Rumah-rumah tersebut mungkin dibangun berdekatan dengan ladang-ladang mereka
atau agak jauh dari ladang. Rumah yang dibangun bertiang itu dalam rangka
menghindari bahaya dari banjir dan binatang buas.
Oleh karena
mereka sudah hidup menetap dalam suatu perkampungan maka tentunya dalam kegiatan
membangun rumah mereka melaksanakan secara bergotong-royong. Gotong-royong
tidak hanya dilakukan dalam membangun rumah, tetapi juga dalam menebang hutan,
membakar semak belukar, menabur benih, memetik hasil tanaman, membuat gerabah,
berburu, dan menangkap ikan.
Masyarakat
bercocok tanam ini memiliki ciri yang khas. Salah satunya ialah sikap terhadap
alam kehidupan sudah mati. Kepercayaan bahwa roh seseorang tidak lenyap pada
saat orang meninggal sangat mempengaruhi kehidupan mereka. Upacara yang paling
menyolok adalah upacara pada waktu penguburan terutama bagi mereka yang
dianggap terkemuka oleh masyarakat. Biasanya yang meninggal dibekali
bermacam-macam barang keperluan sehari-hari seperti perhiasan, periuk, dan
lain-lain agar perjalanan si mati ke alam arwah terjalin keselamatannya.
Jasad
seseorang yang telah mati dan mempunyai pengaruh kuat biasanya diabadikan
dengan mendirikan bangunan batu besar. Jadi, bangunan itu menjadi medium
penghormatan, tempat singgah, dan lambang si mati. Bangunan-bangunan yang
dibuat dengan menggunakan batu-batu besar itu pada akhirnya melahirkan
kebudayaan yang dinamakan megalitikum (batu besar).
Kemajuan
masyarakat dalam masa neolitikum ini tidak saja dapat dilihat dari corak
kehidupan mereka, tetapi juga bisa dilihat dari hasil-hasil peninggalan budaya
mereka. Yang jelas mereka semakin meningkat kemampuannya dalam membuat
alat-alat kebutuhan hidup mereka. Alat-alat yang berhasil mereka kembangkan
antara lain: beliung persegi, kapak lonjong, alat-alat obsidian, mata panah,
gerabah, perhiasan, dan bangunan megaltikum.
Beliung
persegi ditemukan hampir seluruh kepulauan Indonesia, terutama bagian barat
seperti desa Sikendeng, Minanga Sipakka dan Kalumpang (Sulwasei), Kendenglembu
(Banyuwangi), Leles Garut (Jawa Barat), dan sepanjang aliran sungai Bekasi,
Citarum, Ciherang, dan Ciparege (Rengasdengklok). Beliung ini digunakan untuk
alat upacara.
Kapak
lonjong ditemukan terbatas hanya di wilayah Indonesia bagian timur seperti
Sulawesi, Sangihe-Talaud, Flores, Meluku, Leti, Tanibar dan Papua. Kapak ini
umumnya lonjong dengan pangkal agak runcing dan melebar pada bagian tajaman.

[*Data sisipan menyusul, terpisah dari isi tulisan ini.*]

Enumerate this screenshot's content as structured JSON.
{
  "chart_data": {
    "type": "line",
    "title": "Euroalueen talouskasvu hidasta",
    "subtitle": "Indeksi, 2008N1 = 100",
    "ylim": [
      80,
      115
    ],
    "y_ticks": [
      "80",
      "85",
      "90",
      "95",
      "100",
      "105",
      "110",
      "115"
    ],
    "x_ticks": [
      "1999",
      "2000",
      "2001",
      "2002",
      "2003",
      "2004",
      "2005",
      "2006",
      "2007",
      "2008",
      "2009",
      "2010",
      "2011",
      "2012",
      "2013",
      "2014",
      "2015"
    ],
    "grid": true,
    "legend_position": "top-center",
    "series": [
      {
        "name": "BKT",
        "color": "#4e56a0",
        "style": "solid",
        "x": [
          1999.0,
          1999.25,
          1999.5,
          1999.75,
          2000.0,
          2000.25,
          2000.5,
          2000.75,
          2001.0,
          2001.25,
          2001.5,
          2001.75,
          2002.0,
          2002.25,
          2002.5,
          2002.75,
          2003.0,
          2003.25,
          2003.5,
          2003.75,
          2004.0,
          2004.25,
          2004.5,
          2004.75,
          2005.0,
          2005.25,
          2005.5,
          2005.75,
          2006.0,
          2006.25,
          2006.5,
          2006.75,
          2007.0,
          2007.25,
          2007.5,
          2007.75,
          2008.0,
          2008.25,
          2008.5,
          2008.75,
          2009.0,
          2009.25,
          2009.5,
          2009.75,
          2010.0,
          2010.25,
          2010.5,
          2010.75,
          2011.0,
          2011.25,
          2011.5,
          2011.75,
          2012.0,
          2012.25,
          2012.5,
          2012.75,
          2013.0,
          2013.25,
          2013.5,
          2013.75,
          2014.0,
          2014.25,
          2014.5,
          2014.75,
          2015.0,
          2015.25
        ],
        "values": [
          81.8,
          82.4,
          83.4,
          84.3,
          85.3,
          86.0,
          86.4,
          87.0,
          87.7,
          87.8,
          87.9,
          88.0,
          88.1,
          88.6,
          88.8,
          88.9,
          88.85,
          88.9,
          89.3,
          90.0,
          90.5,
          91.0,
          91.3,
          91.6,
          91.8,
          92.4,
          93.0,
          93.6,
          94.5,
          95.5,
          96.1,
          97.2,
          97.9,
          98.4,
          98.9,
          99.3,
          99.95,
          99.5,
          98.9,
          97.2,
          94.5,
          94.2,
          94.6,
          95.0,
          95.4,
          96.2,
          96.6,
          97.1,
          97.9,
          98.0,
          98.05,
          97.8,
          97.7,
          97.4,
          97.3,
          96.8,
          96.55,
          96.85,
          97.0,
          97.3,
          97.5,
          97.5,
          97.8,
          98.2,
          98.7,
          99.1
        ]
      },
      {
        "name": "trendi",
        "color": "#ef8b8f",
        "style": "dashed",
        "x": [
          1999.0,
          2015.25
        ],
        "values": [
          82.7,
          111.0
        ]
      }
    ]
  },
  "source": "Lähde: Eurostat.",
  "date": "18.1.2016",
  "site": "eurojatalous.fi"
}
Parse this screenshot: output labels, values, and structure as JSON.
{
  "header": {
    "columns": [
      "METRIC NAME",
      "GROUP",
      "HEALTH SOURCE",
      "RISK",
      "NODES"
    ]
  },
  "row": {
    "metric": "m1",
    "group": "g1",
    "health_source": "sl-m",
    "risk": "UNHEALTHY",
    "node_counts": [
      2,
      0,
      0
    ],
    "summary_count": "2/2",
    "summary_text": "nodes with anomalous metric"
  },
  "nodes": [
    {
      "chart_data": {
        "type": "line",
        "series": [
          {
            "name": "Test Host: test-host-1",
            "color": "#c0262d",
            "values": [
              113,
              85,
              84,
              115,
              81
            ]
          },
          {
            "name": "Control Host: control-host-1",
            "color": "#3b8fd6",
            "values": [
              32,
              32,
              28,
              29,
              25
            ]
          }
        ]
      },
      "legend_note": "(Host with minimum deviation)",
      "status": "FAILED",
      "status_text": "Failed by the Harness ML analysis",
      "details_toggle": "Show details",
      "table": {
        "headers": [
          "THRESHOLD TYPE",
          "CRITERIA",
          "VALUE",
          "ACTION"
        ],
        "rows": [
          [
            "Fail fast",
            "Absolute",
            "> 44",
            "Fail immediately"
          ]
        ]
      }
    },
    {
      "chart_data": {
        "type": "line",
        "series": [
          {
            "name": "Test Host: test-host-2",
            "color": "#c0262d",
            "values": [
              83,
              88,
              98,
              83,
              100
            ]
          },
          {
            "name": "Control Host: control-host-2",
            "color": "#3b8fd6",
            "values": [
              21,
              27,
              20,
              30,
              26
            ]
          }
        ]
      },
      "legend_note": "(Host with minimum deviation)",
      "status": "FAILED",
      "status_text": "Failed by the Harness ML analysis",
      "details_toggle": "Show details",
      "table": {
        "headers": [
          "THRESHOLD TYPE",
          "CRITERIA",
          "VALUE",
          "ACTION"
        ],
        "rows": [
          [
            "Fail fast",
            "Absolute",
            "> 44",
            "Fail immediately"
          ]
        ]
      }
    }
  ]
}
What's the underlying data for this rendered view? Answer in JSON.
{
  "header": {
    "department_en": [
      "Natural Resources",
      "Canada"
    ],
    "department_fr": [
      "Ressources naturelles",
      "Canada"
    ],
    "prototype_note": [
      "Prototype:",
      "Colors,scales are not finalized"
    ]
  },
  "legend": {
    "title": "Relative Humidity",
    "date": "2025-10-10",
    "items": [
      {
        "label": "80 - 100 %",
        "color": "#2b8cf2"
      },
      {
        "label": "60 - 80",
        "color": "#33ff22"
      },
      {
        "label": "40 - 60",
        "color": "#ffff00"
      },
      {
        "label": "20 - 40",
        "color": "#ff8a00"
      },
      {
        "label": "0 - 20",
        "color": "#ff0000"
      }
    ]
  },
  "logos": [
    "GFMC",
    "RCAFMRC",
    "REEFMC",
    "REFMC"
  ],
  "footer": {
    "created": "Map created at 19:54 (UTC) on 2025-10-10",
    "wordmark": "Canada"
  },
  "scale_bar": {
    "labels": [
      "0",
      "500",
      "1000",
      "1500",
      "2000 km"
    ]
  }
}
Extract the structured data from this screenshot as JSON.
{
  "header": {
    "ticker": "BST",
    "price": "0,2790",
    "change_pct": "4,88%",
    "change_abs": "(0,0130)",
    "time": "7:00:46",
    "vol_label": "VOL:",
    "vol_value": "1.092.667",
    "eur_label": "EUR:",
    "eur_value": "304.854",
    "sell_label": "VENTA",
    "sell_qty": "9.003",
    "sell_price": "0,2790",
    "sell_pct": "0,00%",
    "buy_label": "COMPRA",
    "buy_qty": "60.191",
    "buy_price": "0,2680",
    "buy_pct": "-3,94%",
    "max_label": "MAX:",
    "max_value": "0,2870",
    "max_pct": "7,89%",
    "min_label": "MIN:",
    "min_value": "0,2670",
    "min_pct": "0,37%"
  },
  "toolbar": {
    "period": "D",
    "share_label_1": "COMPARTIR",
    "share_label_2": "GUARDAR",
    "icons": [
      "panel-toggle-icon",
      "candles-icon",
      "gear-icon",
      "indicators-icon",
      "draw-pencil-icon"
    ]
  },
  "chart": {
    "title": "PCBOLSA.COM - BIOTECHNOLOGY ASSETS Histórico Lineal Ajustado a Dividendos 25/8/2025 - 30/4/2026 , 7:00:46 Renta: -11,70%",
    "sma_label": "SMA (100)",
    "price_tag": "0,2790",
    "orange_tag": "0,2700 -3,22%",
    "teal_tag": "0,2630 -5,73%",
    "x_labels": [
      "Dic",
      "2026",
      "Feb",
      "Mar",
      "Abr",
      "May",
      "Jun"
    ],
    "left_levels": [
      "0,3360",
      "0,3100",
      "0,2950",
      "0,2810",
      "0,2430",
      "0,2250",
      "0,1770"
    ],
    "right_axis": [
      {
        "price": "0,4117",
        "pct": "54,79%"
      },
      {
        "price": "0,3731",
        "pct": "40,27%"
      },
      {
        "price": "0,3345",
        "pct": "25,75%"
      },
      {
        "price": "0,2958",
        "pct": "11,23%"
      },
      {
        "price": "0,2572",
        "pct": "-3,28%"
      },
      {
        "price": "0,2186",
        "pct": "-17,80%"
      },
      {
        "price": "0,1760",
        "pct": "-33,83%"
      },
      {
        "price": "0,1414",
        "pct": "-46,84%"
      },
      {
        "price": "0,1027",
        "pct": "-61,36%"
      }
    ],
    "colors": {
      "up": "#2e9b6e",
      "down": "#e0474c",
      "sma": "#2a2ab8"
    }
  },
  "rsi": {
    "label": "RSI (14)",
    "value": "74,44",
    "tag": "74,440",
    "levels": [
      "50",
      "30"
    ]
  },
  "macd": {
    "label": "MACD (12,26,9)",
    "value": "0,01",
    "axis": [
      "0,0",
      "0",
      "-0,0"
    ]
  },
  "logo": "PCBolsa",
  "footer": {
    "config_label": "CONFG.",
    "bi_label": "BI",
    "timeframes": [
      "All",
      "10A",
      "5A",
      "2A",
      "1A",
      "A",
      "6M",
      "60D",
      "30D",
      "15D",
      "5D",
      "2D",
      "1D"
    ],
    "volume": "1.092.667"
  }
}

Bagian tajaman diasah dari dua arah sehingga menghasilkan bentuk tajaman yang
simetris.
Alat-alat
obsidian merupakan alat-alat yang dibuat dari batu kecubung. Alat-alat obsidian
ini berkembang secara terbatas di beberapa tempat saja, seperti: dekat Danau
Kerinci (Jambi), Danau Bandung dan Danau Cangkuang Garut, Leuwiliang Bogor,
Danau Tondano (Minahasa), dan sedikit di Flores Barat.